Artist Susie MacMurray is the first to admit her previous career as a professional classical musician has filtered into her working practices – and never more so than with her new installation at Fabrica.

“That meticulous repetition, playing scales, repeating things and practicing – it’s integrated into my work,” she says, having played the bassoon with the Halle Orchestra and others until she had her children.

“No matter what I do, in some way music builds up lots of different elements.”

Previous installations have seen her fill the walls of Chichester’s Pallant House with mussel shells packed with red velvet and close off part of Derbyshire’s Kedleston Hall with miles of fine gold thread wound between pillars in a giant atrium.

But Resonance refers not only to her own history as a musician but the former chapel as a place where music was performed for many years.

The installation sees thousands of pages of musical manuscripts turned into trumpet-like shapes and suspended from the ceiling to create an upside-down landscape.

“My installations usually start with the place,” says MacMurray, referring to her Pallant House installation that helped launch the newly refurbished Chichester gallery.

The inspiration came from the fact the builders had found shells in its foundations, as well as the history of the house.

“Pallant House was built on a marriage of convenience,” she says. “All the couple’s passion went into the building of the house. “When it was finished, there was nothing else holding them together – so they went their separate ways.
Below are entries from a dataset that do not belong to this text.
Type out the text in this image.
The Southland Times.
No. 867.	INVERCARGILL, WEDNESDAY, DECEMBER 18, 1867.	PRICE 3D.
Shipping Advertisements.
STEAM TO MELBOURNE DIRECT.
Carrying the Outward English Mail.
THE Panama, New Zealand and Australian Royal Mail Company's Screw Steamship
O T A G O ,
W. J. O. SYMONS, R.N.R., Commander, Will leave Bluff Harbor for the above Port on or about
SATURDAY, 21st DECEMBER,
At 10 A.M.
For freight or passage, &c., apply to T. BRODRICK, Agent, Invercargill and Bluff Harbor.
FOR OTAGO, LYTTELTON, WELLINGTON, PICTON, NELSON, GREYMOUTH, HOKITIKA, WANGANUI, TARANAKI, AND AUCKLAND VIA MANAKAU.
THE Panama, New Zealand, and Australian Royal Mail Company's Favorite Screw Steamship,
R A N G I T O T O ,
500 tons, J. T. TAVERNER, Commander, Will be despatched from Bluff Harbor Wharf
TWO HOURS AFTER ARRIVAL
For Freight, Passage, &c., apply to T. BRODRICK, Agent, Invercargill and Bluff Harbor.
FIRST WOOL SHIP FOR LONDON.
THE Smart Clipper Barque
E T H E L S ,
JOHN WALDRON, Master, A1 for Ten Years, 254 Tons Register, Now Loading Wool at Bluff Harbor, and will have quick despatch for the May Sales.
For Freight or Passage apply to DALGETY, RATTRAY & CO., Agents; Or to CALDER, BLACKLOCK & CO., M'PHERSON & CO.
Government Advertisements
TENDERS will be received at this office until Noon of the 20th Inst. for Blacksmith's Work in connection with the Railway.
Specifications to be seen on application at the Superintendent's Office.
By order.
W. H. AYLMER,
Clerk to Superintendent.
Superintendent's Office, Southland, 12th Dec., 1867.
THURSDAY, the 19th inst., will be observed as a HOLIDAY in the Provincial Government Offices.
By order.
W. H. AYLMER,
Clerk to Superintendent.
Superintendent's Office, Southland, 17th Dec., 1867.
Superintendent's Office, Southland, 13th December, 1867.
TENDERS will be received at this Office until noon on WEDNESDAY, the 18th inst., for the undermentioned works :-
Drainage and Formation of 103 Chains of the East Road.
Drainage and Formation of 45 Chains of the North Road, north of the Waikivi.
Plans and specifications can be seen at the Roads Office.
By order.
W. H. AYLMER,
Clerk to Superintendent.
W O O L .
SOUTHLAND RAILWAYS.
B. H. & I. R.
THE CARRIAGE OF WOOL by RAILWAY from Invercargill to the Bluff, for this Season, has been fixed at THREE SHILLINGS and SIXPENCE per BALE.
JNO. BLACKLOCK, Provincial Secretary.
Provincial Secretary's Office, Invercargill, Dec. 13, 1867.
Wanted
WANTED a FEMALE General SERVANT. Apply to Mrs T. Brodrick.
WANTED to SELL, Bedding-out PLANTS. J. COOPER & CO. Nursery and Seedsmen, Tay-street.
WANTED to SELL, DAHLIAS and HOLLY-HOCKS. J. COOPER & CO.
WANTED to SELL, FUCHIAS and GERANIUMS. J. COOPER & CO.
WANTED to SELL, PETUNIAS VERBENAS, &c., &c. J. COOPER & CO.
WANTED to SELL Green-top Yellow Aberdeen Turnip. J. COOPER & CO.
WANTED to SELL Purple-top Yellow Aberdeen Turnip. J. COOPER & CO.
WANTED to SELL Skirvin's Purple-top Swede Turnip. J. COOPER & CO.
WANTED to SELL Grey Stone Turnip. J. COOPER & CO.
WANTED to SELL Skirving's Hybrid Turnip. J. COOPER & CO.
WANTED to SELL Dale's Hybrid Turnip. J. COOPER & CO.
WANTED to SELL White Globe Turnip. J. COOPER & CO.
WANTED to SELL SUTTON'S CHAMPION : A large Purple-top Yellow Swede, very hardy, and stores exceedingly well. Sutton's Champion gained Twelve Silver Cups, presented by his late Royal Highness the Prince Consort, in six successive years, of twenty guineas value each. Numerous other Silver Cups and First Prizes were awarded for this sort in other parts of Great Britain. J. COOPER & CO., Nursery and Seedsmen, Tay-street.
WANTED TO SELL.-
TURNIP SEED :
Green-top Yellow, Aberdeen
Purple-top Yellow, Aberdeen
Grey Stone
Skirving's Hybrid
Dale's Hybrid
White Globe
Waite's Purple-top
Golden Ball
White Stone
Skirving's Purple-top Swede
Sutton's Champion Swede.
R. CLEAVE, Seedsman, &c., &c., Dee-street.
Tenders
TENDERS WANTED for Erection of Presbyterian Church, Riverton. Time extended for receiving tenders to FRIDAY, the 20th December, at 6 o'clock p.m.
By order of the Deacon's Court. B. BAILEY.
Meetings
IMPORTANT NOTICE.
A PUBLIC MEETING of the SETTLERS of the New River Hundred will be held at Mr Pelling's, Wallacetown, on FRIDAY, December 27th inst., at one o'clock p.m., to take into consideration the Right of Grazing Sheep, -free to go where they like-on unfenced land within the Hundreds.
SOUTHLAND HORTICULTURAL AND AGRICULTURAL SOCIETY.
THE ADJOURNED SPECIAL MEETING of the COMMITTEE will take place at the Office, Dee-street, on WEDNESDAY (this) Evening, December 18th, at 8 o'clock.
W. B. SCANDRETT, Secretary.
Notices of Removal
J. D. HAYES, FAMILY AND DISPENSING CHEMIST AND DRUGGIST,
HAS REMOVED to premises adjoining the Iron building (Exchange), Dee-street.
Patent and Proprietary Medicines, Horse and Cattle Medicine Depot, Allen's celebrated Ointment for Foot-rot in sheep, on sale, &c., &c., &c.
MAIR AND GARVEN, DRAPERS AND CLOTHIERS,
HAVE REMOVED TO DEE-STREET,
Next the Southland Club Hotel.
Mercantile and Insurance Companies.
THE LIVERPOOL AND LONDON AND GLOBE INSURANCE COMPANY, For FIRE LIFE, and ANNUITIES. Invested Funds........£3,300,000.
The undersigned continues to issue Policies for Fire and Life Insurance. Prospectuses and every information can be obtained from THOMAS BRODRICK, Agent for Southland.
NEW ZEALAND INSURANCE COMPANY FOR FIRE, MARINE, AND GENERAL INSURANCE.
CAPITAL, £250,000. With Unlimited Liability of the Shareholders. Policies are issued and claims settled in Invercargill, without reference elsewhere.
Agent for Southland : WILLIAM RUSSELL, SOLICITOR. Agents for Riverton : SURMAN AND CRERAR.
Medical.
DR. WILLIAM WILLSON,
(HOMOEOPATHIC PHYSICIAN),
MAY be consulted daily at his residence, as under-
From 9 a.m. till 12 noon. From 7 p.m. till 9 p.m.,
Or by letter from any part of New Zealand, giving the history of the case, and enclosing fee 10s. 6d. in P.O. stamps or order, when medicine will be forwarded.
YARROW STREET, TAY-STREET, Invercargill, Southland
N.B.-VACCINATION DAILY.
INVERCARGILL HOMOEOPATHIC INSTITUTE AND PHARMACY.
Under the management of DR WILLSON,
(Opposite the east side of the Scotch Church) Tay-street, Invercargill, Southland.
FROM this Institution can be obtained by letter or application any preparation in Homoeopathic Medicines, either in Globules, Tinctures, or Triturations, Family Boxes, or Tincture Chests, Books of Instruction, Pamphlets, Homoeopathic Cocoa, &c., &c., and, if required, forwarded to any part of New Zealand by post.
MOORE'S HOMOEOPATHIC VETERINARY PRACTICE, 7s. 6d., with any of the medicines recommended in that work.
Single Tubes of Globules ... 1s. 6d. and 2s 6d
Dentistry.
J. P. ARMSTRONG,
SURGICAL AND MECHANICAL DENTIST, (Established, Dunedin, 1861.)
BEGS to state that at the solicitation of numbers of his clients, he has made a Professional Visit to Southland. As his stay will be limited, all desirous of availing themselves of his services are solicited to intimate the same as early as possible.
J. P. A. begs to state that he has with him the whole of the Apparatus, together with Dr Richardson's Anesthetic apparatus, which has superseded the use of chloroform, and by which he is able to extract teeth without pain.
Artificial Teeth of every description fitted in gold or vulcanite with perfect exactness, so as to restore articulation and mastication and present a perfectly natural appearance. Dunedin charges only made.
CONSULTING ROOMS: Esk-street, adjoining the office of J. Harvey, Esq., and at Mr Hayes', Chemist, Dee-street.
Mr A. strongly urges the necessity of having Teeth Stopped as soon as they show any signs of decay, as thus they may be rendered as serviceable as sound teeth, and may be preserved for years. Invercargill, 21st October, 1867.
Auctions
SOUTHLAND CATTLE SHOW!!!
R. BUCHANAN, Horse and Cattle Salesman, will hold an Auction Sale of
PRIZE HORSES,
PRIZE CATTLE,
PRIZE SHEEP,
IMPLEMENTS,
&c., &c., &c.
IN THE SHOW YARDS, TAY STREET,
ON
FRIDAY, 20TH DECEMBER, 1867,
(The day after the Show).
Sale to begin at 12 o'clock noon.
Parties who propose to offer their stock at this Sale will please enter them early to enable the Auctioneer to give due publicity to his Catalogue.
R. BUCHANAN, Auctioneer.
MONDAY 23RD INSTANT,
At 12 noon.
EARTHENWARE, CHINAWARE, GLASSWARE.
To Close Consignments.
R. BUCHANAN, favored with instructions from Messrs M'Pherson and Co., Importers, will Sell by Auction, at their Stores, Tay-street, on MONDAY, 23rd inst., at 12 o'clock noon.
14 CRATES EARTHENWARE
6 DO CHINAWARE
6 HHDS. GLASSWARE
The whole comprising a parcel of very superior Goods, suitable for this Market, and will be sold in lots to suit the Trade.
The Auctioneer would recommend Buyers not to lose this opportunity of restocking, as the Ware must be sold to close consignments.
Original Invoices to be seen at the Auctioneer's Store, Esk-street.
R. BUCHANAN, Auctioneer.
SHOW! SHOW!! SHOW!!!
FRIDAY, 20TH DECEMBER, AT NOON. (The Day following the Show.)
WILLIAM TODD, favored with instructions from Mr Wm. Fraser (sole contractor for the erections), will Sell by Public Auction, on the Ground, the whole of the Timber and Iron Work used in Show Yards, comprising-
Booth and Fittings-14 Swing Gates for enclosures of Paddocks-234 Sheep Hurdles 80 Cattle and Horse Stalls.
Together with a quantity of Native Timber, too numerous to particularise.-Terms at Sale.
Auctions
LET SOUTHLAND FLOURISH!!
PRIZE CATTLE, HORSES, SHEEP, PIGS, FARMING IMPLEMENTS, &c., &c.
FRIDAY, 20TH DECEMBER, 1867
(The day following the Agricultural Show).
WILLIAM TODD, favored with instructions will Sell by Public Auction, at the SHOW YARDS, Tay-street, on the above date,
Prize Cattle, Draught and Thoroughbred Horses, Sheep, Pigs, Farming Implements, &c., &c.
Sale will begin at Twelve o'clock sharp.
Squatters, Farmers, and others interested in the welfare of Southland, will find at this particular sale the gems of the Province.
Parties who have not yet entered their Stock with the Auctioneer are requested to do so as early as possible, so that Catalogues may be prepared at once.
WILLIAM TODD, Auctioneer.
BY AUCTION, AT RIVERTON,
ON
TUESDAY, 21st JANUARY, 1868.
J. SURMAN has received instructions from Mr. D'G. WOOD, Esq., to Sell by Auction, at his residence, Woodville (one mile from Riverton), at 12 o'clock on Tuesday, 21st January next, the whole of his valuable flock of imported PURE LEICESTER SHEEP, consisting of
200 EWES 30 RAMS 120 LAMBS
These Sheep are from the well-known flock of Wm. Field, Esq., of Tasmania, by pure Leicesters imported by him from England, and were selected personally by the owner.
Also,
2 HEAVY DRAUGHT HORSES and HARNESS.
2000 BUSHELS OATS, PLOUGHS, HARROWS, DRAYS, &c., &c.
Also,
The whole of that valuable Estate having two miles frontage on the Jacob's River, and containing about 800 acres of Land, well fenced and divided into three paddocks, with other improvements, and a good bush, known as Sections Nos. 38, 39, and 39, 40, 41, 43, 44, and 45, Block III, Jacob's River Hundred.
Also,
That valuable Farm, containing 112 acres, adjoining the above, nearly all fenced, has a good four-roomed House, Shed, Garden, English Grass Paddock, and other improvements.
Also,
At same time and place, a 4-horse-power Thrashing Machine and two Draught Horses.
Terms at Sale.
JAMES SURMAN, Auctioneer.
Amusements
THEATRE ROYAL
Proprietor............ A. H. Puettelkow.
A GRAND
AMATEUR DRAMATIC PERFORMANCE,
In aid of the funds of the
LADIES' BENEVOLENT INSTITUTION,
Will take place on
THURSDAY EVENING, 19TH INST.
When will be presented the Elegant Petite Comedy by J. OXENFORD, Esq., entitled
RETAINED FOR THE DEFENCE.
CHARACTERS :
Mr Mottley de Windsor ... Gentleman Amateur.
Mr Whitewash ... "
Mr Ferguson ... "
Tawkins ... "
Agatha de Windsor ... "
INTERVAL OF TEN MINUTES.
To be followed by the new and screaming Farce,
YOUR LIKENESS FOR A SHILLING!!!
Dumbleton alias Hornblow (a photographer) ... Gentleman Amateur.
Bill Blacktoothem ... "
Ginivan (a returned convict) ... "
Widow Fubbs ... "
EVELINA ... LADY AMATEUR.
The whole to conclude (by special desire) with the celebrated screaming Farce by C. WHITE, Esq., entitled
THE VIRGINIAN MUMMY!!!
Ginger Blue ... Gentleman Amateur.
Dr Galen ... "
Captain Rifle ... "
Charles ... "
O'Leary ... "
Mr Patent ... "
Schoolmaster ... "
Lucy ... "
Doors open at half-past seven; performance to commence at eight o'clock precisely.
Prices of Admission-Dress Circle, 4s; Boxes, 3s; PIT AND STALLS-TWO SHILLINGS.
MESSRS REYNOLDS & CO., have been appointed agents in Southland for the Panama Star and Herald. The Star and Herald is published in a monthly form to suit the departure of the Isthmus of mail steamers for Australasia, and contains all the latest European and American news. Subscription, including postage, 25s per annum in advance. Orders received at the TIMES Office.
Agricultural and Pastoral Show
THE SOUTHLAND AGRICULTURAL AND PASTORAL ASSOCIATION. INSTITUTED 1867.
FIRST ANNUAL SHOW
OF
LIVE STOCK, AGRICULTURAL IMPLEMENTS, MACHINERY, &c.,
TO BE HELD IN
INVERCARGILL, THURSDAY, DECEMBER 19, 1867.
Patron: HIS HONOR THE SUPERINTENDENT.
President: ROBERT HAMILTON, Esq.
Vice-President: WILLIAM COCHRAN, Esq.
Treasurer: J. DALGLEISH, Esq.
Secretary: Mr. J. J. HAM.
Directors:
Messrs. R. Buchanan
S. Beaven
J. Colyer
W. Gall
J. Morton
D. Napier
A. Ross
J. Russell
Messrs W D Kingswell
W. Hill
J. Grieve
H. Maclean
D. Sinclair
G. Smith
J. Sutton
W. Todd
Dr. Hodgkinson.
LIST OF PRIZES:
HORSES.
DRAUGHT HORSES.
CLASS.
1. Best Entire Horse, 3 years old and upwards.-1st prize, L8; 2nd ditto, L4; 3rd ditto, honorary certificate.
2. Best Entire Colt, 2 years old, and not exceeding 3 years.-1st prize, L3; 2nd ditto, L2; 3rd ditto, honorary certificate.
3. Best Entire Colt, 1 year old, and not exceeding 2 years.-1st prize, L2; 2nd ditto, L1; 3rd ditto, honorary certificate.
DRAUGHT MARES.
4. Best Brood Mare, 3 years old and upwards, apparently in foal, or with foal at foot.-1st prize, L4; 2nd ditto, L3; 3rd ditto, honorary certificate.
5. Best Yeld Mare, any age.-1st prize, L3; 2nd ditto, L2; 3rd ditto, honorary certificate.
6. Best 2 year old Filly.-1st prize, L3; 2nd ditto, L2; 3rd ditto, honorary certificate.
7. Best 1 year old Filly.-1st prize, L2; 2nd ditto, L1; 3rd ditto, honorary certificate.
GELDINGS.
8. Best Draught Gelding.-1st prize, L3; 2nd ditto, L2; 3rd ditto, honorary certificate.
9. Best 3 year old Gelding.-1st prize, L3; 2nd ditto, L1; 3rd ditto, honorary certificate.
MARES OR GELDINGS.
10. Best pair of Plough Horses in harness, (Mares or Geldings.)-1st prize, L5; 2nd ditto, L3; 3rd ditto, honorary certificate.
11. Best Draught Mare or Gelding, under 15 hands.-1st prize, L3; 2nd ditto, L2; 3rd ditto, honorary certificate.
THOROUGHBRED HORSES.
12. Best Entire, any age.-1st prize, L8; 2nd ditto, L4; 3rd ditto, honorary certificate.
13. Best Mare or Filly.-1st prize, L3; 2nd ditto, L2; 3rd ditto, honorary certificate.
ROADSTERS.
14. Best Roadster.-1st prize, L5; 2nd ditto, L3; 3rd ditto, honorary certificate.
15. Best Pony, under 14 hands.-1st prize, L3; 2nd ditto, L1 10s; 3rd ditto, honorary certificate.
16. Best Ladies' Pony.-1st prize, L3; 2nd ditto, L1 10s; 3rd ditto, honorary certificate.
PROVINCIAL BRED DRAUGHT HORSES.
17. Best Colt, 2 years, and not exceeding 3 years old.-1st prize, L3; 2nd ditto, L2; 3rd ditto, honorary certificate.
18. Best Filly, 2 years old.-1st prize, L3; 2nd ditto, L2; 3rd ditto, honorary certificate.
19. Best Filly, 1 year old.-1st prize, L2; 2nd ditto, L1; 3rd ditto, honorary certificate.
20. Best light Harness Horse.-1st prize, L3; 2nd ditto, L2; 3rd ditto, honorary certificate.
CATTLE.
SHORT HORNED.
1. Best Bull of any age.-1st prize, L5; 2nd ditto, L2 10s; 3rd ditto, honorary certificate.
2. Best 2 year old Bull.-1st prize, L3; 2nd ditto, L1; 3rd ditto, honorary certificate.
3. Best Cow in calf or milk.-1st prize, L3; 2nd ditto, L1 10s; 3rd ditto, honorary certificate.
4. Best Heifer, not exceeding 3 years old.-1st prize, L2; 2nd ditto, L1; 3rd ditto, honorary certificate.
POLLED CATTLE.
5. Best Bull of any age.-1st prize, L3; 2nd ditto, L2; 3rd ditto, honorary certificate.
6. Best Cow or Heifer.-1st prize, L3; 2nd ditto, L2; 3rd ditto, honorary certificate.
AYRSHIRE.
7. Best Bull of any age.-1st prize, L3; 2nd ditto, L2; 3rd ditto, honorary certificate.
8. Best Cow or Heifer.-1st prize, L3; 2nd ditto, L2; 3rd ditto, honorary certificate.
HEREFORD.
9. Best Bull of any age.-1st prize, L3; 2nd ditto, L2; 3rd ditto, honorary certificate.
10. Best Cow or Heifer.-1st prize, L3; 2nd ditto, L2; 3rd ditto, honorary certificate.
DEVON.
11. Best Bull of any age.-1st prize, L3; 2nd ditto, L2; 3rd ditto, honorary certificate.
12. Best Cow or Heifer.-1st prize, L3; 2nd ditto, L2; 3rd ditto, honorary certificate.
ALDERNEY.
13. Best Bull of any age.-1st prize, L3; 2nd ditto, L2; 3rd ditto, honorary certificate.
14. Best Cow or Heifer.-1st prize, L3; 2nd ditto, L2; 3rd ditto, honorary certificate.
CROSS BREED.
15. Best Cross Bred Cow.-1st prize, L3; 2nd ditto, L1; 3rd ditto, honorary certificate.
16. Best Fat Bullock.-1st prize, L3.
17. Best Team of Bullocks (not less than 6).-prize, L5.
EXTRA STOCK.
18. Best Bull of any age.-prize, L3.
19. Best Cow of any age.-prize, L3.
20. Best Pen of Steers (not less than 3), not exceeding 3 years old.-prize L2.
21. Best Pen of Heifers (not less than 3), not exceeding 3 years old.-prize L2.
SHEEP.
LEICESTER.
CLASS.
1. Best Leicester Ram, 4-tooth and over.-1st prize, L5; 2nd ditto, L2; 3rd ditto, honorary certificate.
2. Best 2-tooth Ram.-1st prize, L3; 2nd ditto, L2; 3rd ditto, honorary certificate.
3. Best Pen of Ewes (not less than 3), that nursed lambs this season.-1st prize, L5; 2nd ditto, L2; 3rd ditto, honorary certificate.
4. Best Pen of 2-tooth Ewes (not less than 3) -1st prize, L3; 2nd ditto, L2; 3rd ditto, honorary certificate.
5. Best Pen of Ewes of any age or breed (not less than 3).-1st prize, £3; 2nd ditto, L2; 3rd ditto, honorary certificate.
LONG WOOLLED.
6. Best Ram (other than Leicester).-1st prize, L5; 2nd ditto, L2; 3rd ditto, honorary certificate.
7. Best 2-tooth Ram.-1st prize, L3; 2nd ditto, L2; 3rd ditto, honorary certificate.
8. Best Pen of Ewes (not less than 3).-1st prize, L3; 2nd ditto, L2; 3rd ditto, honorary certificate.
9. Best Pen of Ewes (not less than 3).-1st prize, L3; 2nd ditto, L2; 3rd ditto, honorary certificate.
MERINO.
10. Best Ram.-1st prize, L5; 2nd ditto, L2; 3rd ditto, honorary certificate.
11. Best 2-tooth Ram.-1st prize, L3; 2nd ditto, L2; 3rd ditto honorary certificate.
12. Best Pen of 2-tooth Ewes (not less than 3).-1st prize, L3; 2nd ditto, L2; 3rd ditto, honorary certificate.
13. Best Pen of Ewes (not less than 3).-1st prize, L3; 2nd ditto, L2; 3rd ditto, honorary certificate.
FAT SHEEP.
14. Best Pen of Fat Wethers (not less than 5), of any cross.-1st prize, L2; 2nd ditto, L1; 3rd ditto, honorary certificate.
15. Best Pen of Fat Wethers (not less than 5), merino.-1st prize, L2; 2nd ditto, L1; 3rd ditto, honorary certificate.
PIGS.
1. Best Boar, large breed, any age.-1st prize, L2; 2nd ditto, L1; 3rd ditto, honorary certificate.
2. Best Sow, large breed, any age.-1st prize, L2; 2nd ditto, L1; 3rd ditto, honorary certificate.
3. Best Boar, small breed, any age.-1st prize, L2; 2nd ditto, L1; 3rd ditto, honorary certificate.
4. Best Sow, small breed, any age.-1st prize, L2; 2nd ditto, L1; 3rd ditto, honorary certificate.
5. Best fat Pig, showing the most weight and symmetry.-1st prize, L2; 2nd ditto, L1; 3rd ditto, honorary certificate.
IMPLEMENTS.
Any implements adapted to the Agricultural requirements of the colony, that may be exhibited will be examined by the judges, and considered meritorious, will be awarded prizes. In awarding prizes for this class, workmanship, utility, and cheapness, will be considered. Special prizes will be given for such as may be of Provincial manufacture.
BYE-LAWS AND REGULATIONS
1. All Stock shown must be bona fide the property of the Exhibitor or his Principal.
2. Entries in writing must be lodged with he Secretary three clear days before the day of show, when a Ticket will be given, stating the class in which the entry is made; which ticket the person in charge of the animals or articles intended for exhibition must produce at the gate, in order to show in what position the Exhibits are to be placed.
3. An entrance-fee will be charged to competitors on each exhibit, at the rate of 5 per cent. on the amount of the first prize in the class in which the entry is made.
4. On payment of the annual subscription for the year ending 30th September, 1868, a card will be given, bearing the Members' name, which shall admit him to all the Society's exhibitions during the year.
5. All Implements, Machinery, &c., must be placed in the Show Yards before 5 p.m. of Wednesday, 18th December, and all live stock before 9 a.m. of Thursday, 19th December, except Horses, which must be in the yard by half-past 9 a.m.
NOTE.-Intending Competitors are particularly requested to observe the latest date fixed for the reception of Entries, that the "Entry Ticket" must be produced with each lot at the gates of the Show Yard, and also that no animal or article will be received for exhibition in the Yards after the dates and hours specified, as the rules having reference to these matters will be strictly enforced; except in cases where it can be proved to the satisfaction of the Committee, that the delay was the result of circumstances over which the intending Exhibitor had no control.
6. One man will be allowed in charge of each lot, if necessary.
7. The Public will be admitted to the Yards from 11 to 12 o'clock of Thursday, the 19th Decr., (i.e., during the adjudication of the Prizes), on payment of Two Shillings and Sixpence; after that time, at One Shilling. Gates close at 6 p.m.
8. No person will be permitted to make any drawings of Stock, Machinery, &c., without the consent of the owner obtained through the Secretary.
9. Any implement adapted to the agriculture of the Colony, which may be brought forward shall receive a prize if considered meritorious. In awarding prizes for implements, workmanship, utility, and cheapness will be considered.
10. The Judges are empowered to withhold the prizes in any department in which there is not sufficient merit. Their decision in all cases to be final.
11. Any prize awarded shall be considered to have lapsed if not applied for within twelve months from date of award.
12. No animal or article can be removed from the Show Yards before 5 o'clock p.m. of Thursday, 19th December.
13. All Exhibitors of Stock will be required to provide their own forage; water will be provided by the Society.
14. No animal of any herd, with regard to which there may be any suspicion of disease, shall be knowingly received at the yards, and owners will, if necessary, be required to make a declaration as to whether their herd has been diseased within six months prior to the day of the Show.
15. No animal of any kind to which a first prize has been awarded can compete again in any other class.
The house is a shell-like bridal chamber for the passion they gave away, so I used shells and red silk velvet to represent the fact there was no expense spared.”

The Fabrica installation linked with experiments she was doing in her studio with sheet music. “I was struck by the way light comes into the space, and how it changes through the day,” she says.

“I wanted to make a piece of work to raise the eyes and make the audience think about the volume of the space, which the sound would have resonated around.”

Landscape of music

The sheet music was sourced from her own collections as a musician, as well as second-hand music shops and donations from friends. MacMurray broke the staples and threads from music books to separate them, and then used the same materials to put them together in a new form.

“With some of this music you can see the fingermarks and where the corners of the pages have been worn away from handling and turning pages,” she says.

“Playing music doesn’t make any mark at all but in some places it has gone into the atmosphere, into the history of what has gone on in the building. The music has almost gone into the air, although it’s not visible.

“I’m trying to point out how impossible it is to see music and describe what the landscape of music would be like.”

The music manuscripts vary from the sort of choral work which might have been performed in Fabrica when it was a chapel, alongside piano, violin and classical pieces, modern popular songs and even some 1930s sheet music.

“There’s everything from Max Bygraves to Cliff Richard to 1970s pop to Bananarama and The Beatles,” says MacMurray. “You see new things if you stand and look at it – I saw some Jesus Christ Superstar earlier. It’s such a broad range.

“I was thinking about letting people use binoculars to look up at it – I thought it would be rather nice as it fits with the idea of a landscape, like an upside down musical mountain, as well as using opera glasses.”

There is set to be a programme of talks, workshops and events to coincide with the summer installation, including performances by acts from the Brighton Early Music Festival.

But MacMurray resisted having music form a permanent part of the installation.

“It’s about an echo coming back from what went before,” she says. “Having music would be like hitting a nail with a sledgehammer. It’s more powerful to imagine it.”

The installation is quite different from her other solo work which will be on display in New York later this year, which employs material including wax, fish hooks and rubber hoses.

“I use fish hooks because I like that idea of danger and attraction,” she says. “I’m interested in those opposites.

“There’s a piece called Siren made out of lots of wires and fish hooks – it’s a beautiful, curvy and seductive piece, but also lethal.”